Маша поняла, что окончательно запуталась, и решила последовать совету Веся и вспомнить слова песен, которым учил ее Раххан-Хо, да так увлеклась, что прозевала прибытие белобрысого.

— Поехали, — скомандовал он, не тратя лишних слов. — Повезло нам. Сегодня и завтра ярмарочные дни, заплатим сколько надо, — пару медяков я наскребу, — и можем выступать. Что трясешься? Бери вожжи, и поехали! Я постоялый двор нашел подешевле, где в долг пустят. Оставим там лошадей и пойдем, делом займемся!

— Но я… — начала было Маша, но Весь не дал договорить:

— Что, голоса лишилась? Ты не фордыбачь, не то ночевать на конюшне будешь!

Маша подавила желание запустить в хама молотом и подогнала Зорьку. Силой ничего не докажешь, а разговорами с Весем ничего не добьешься, такой уж человек… трудновоспитуемый!
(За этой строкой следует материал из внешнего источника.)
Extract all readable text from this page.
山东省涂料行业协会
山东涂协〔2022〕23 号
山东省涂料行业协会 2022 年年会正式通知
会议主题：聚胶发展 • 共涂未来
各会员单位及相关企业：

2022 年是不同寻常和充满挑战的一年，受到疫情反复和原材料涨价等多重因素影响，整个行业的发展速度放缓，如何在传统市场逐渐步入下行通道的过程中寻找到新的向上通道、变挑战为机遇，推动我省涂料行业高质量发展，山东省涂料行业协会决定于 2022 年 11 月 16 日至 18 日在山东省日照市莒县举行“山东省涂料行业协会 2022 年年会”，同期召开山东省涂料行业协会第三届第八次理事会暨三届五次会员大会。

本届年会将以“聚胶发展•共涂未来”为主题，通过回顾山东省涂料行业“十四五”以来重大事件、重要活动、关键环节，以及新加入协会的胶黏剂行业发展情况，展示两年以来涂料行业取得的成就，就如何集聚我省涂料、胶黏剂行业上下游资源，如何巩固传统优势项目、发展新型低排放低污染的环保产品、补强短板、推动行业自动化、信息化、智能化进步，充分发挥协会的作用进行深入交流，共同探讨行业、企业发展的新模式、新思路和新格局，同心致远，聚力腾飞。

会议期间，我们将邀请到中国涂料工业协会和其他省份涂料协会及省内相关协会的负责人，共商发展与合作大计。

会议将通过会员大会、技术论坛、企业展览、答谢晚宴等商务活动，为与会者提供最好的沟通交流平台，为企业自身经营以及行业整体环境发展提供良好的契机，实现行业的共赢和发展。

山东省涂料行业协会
Наверно, Вождь или хотя бы Второй секретарь смог бы достучаться до закоснелого в феодальных предрассудках разума Веся, но Маше это явно было не по силам. Говорят, любовью и лаской даже свинью воспитать можно, но белобрысый был намного упрямее любой свиньи, к тому же будто глох, стоило Маше начать говорить.

После тихой дороги городок оглушал. Узкие улочки, множество народу, телеги и подводы тянутся одна за другой еле-еле, толчея та еще! А уж запах… Маша с трудом подавила желание зажать нос. Как можно существовать в таких антисанитарных условиях? Она видела, как из окна второго этажа кто-то выплеснул помои прямо на улицу, чуть не на головы прохожим!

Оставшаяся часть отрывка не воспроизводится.